The channel has a network of reporters in Palestine (specifically, in Gaza and Ramallah) and also, in Jerusalem. He continued to present for the station in 20. He was paid £18,000 for the first four months of 2014, for hosting two programmes a month in Beirut. George Galloway, a former British MP, was a presenter for the channel. Like Jiddo, most of the channel's staff are former Al Jazeera correspondents and editors. Two Syrian journalists, Ramia Ibrahim and Futoun Abbasi, and two Palestinian journalists Kamal Khalaf and Ahmad Sobh as well as Yemeni Mona Safwan are also among its staff. The staff of the channel include Lebanese journalists such as Sami Kulaib, Ali Hashem, the former Al Jazeera war correspondent, who said he resigned from the channel because it refused to broadcast footage of militants on the Lebanese Syrian borders in the early days of the Syrian uprising, Zahi Wehbe, Lina Zahreddine, Lana Mudawwar, Muhammad Alloush, Ahmad Abu Ali and Dina Zarkat.
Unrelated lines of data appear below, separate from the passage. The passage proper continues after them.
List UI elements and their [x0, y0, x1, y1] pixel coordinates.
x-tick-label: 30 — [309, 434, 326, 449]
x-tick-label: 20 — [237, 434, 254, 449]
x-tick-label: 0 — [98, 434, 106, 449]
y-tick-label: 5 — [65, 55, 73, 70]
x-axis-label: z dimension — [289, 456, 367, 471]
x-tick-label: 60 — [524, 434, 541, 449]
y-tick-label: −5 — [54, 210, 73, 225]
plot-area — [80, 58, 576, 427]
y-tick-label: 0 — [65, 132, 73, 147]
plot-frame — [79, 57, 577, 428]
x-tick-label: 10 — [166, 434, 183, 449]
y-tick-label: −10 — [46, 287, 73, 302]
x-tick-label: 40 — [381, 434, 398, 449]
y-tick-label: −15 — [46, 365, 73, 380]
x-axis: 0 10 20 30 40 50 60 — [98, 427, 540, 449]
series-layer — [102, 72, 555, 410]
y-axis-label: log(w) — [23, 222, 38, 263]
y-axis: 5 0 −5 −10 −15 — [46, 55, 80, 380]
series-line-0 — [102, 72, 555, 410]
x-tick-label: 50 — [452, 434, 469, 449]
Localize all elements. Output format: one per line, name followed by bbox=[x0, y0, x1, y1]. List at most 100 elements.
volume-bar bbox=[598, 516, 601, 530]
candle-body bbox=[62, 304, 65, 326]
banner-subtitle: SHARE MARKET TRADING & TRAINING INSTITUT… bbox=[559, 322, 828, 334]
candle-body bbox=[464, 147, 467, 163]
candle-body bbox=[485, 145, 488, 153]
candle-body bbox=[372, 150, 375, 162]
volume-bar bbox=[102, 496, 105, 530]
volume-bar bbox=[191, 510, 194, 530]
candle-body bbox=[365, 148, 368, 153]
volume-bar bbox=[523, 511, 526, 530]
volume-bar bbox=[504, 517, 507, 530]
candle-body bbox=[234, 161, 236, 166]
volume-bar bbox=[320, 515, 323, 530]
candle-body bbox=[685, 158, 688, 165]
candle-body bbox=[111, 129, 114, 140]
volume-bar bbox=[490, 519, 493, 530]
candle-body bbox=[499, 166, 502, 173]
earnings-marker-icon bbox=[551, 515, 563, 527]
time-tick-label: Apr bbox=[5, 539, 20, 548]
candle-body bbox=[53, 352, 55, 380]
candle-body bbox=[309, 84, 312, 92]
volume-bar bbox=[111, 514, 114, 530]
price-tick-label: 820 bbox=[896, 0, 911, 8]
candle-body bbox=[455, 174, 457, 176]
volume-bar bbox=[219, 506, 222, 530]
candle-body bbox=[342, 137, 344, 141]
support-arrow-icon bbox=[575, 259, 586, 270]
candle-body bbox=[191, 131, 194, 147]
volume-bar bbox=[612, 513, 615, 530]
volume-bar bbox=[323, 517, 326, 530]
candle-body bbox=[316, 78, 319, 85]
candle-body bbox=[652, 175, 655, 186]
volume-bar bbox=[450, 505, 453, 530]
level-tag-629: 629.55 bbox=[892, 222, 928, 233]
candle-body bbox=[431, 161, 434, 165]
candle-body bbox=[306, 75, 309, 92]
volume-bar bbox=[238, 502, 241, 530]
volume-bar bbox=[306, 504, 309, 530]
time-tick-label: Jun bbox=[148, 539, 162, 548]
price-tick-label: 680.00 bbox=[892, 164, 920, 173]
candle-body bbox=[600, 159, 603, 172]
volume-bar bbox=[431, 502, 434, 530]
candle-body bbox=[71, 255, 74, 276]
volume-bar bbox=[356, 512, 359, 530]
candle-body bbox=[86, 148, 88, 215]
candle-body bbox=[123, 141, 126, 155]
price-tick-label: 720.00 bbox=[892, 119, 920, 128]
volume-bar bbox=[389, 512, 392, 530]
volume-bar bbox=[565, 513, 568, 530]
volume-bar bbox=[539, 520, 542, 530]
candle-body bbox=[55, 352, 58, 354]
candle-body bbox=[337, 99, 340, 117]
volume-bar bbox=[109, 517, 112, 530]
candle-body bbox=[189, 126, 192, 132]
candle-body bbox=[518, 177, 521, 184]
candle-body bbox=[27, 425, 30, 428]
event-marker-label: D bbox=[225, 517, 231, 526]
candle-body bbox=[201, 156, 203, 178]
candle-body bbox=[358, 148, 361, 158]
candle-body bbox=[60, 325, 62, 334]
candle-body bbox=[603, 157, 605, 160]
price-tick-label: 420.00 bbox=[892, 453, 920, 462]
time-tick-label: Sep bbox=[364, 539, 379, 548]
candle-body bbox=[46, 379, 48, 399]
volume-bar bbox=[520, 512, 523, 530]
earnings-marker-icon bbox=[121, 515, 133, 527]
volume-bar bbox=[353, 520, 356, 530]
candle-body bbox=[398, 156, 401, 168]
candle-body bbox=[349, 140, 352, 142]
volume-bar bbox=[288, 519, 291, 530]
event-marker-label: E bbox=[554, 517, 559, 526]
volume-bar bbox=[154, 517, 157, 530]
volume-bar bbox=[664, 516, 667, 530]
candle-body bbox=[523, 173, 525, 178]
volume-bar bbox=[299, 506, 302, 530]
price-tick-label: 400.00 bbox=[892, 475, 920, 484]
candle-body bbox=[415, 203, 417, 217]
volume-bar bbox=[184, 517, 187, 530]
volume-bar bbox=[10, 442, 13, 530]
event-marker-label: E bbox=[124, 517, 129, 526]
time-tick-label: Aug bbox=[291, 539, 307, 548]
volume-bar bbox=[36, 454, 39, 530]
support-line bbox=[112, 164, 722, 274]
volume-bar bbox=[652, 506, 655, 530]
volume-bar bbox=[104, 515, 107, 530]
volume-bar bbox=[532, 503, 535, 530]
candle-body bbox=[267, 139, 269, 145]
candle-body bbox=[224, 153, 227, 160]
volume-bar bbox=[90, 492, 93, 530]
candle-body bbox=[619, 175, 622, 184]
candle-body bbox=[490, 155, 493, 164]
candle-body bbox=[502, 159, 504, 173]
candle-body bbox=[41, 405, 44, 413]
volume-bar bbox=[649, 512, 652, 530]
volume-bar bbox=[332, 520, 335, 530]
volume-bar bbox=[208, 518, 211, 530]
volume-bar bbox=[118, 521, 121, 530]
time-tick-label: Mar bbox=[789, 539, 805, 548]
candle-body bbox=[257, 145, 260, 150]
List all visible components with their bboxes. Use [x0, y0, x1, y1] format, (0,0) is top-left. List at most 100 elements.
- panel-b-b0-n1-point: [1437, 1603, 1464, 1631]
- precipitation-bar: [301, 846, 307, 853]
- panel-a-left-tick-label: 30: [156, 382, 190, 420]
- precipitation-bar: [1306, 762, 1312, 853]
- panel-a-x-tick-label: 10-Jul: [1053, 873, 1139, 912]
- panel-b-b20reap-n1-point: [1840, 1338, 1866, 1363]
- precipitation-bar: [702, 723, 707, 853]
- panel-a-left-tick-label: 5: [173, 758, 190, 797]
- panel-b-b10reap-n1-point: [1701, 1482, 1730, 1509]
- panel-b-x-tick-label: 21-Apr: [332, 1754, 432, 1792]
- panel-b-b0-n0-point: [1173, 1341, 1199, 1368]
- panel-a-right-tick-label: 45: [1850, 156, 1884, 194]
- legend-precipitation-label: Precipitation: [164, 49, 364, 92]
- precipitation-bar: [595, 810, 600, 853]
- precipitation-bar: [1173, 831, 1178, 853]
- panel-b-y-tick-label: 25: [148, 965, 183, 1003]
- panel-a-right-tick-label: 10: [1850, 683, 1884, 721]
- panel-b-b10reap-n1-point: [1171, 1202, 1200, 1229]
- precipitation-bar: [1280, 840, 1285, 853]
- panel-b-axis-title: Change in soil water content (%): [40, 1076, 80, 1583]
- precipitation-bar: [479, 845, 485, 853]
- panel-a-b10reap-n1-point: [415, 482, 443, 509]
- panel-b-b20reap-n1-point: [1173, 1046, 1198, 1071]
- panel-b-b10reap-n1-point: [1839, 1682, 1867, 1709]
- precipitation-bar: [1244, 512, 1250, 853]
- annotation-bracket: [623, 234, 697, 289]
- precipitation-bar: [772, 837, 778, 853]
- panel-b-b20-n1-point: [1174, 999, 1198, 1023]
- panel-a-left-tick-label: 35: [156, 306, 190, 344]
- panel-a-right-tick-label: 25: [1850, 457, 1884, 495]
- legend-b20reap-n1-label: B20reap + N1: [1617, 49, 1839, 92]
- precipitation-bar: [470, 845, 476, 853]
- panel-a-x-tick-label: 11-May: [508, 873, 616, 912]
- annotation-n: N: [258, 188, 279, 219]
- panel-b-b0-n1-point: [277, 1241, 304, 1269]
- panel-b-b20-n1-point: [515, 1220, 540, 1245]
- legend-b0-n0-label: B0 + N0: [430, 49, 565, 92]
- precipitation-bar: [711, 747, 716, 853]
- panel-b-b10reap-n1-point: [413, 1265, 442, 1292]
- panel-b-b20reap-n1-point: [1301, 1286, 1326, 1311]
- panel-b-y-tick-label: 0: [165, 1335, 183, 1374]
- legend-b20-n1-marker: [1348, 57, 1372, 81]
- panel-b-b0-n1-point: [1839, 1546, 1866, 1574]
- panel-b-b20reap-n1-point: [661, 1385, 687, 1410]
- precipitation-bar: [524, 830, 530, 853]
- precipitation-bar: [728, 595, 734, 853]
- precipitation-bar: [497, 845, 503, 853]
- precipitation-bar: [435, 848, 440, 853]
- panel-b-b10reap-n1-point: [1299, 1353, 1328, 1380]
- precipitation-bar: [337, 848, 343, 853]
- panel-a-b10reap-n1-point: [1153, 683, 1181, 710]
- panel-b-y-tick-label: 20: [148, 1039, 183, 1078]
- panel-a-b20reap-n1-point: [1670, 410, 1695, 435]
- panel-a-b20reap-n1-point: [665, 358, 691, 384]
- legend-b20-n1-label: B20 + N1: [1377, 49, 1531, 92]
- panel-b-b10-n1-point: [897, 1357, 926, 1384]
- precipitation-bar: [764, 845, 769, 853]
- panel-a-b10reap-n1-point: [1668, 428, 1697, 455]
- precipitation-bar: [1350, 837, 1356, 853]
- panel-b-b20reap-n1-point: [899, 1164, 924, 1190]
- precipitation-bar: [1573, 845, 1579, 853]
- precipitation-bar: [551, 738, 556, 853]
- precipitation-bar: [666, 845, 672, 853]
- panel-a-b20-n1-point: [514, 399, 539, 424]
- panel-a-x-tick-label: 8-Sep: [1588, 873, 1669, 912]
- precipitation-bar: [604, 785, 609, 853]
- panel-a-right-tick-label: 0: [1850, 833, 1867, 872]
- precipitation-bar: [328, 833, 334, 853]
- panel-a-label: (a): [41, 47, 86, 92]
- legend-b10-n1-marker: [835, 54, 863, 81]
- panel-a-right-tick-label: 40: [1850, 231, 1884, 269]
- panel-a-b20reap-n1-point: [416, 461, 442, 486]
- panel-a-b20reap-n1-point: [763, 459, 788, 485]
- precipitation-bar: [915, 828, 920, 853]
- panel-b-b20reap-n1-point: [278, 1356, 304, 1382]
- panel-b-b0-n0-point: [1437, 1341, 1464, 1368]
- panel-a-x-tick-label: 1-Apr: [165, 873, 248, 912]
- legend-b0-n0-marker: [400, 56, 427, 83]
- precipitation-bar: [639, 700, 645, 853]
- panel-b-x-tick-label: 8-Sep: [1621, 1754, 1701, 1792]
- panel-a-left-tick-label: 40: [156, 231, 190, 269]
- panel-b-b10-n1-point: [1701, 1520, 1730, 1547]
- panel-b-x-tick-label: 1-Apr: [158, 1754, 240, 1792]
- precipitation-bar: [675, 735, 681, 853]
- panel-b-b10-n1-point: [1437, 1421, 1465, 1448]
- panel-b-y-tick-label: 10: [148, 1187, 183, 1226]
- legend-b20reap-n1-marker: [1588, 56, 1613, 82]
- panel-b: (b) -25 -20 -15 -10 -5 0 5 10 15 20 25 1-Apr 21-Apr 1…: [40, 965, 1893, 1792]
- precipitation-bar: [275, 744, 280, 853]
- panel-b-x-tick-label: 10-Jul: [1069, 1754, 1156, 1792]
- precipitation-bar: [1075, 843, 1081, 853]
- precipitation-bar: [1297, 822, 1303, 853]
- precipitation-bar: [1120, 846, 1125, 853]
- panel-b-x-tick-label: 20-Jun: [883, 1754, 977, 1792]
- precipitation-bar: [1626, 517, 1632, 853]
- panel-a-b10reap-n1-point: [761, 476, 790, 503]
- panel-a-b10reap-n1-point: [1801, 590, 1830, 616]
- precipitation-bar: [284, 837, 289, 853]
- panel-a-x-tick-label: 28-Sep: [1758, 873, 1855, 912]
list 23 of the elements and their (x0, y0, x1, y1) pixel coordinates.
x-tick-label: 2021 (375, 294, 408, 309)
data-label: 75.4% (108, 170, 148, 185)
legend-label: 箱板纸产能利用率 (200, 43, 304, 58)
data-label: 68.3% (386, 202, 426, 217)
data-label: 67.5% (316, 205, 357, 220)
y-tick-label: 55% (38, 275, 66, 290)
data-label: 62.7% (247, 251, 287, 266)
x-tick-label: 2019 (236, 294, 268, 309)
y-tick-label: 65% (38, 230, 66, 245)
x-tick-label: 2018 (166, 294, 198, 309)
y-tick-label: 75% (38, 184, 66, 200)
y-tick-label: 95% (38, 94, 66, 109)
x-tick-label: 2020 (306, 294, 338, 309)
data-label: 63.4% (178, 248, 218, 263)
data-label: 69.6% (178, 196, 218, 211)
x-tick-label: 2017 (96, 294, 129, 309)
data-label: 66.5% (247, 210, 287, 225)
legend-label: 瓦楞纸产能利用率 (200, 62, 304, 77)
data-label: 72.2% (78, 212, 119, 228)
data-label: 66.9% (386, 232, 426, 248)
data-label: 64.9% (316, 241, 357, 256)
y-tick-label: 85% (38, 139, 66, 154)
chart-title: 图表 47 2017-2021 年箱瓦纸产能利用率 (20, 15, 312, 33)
Al mayadeen livestation tv#
Nayef Krayem, the owner of the Lebanon-based Al Ittihad TV and former director of the Hezbollah-affiliated Al-Manar, was designated as the general manager of the channel, but he resigned one month before its launch. Jiddo seemingly accused Al Jazeera of deviating from "professional broadcasting standards", emphasizing that Al Mayadeen would remain objective and unbiased. He resigned from the Qatar-based Al Jazeera in 2011, criticizing its reporting of the Syrian civil war.

He is the former head of Al Jazeera's Iran and Beirut offices and a former talk show host in the channel. Ghassan bin Jiddo is the head of the board of directors and program director of the channel. Besides the headquarters in Beirut, Al Mayadeen has a news network and three regional offices, one in Tunisia, another in Cairo with three reporters and a big studio, and a third in Tehran. The channel is part of Al Mayadeen satellite media network, including a production company, a radio station, a website of Arabic, English and Spanish editions, an advertising company and other media-related projects. Al Mayadeen is viewed as pro- Hezbollah and pro- Syrian government. At its founding in 2012, many of Al Mayadeen's senior staff were former correspondents and editors of Al Jazeera.

In the pan-Arab TV news market, it competes against Al Jazeera and Al Arabiya, and also against Sky News Arabia and BBC Arabic Television. It has news reporters in most Arab countries. Al Mayadeen ( Arabic: الميادين The Plazas) is a pan-Arabist satellite news television channel launched on 11 June 2012 in Beirut, Lebanon.